B If the project is electrical in nature, note that the copper surface can be easily isolated into electrical pads and conductors if required. The copper surface will, with design planning, be electrically conductive all the way through the fabrication so a negative supply return is automatically provided and the copper soldered to at any point. This is a big advantage over metal construction where there is a need to have bolted earth tags. Through links using 22SWG TCW or rivets can be used where conductivity between surfaces is not achieved in the soldered construction. I used this technique on the Laser Centring tool battery cover for my Myford VMB milling machine.
Cable forms can be held in place with a simple saddle of 22SWG or similar bridging the cable. Put some insulating sleeving on the saddle wire to stop the hot bridge wire from melting into the cable being held when soldering.
C For those with engraving facilities you can engrave the front panels of projects by milling off the copper surface to reveal the contrasting bare fibre glass.
D Items made with this PCB technique will be much lighter than a metal equivalent. This might be important for instance in airborne payloads. A further advantage is that the seams created in the described technique will be watertight.

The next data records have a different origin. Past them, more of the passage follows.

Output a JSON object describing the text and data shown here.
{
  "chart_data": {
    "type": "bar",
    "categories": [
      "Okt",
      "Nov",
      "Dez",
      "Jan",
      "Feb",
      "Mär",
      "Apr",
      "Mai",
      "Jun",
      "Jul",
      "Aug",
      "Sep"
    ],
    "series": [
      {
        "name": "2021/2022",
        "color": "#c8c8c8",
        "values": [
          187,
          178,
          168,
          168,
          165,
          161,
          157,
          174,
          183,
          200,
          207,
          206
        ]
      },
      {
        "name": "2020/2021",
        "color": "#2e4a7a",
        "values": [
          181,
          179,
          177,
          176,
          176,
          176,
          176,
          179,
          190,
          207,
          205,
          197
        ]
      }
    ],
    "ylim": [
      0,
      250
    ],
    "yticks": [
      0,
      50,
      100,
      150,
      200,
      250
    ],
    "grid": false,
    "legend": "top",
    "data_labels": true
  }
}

E Not totally related but useful to know is a technique for removing copper from PCB. With the common availability of surface mount devices (SMD) it is convenient to cut a prototype PCB as a series of lines and rectangles onto copper clad board with a scalpel or similar and to remove the intervening strips to isolate the conductors. When trying to lift the copper, if the board has un-tinned copper, the copper frustratingly tends to tear towards any nicks and come away in small pieces. If the section to be removed is tinned beforehand with the flux and iron technique it adds strength to the copper.

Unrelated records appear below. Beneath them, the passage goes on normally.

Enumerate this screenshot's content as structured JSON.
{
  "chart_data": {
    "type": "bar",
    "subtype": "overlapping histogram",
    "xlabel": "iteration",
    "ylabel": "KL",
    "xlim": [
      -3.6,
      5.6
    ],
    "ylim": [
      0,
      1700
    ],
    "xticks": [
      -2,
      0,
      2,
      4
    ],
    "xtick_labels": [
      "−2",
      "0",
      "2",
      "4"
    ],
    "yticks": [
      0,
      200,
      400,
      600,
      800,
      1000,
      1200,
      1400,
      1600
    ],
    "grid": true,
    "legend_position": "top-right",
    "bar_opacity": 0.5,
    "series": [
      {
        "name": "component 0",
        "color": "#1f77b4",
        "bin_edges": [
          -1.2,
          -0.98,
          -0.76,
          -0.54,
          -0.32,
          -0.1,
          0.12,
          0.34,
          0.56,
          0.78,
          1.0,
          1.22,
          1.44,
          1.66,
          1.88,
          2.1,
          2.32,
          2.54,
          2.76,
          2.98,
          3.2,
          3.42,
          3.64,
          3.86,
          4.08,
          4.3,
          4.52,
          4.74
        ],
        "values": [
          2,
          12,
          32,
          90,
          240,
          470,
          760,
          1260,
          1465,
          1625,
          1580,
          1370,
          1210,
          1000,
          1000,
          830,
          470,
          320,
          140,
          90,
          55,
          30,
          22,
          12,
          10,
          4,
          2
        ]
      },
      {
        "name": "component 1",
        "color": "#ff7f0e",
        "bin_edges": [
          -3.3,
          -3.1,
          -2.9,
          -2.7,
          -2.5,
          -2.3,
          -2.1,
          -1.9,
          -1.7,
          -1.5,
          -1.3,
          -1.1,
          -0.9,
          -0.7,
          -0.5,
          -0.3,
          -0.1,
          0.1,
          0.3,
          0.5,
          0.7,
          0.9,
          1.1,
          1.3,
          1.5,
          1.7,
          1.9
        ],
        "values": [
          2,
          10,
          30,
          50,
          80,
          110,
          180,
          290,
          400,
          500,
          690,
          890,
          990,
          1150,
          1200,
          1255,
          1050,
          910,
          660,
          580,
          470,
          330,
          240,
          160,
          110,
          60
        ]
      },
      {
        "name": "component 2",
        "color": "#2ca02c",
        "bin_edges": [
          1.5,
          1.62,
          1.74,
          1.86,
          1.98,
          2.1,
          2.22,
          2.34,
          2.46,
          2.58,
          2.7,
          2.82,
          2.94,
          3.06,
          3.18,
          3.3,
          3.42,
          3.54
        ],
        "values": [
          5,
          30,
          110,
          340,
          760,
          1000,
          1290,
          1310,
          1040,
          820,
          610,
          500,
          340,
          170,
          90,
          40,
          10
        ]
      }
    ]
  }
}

After tinning, lift one corner of the section to be removed and gripping with long nosed pliers, pull away from the PCB backing while slowing running the soldering iron ahead of the moving lifting point. The heat acts to degrade the epoxy bond between copper and fibreglass and the whole section will come away in one piece. Large areas can be stripped in this way but for ease of process, the strip sections should not exceed 10mm wide.
Once the wanted conductors only are left on the prototype board, there will be burrs on the edges from the scalpel action. These should be scrub removed and then the remaining wanted conductors can be cleaned, fluxed and tinned as described earlier.
F Definitely totally unrelated – do you have a persistent crack in a wall that no matter how many times you fill it and paint over it just comes back ? The chances are that there is some differential movement between the two sides of the crack. Cut some strips of PCB and brutally hammer them edge ways into the crack at regular intervals along the crack line. Make sure they are sub surface and then fill the crack and paint over. The PCB stops the differential movement between the two sides and the crack will not re-appear.
Constructed Example
Photo 1 shows a universal 12V battery box completely fabricated using this technique. The box was made from 1.6mm single and double sided PCB.
The front panel is shown in Photo 2 and the zoomed image in Photo 3 shows how the 12V car socket outlets have been re-flowed directly onto the panel copper.
Photo 4 shows the lid removed and the wiring is shown in Photo 5. Note the wiring held in place by wire saddles.
The lid is shown in Photo 6 and has a nickel silver rib soldered in place onto which the lid retaining nuts are soldered as shown in Photo 7. PCB strips could have been used rather than nickel silver.
Conclusion
The technique is clearly never going to produce items with similar strength to a steel equivalent. However I think you will be surprised just how robust the finished items will be and how easy it is to quickly knock up custom boxes and structures using this method.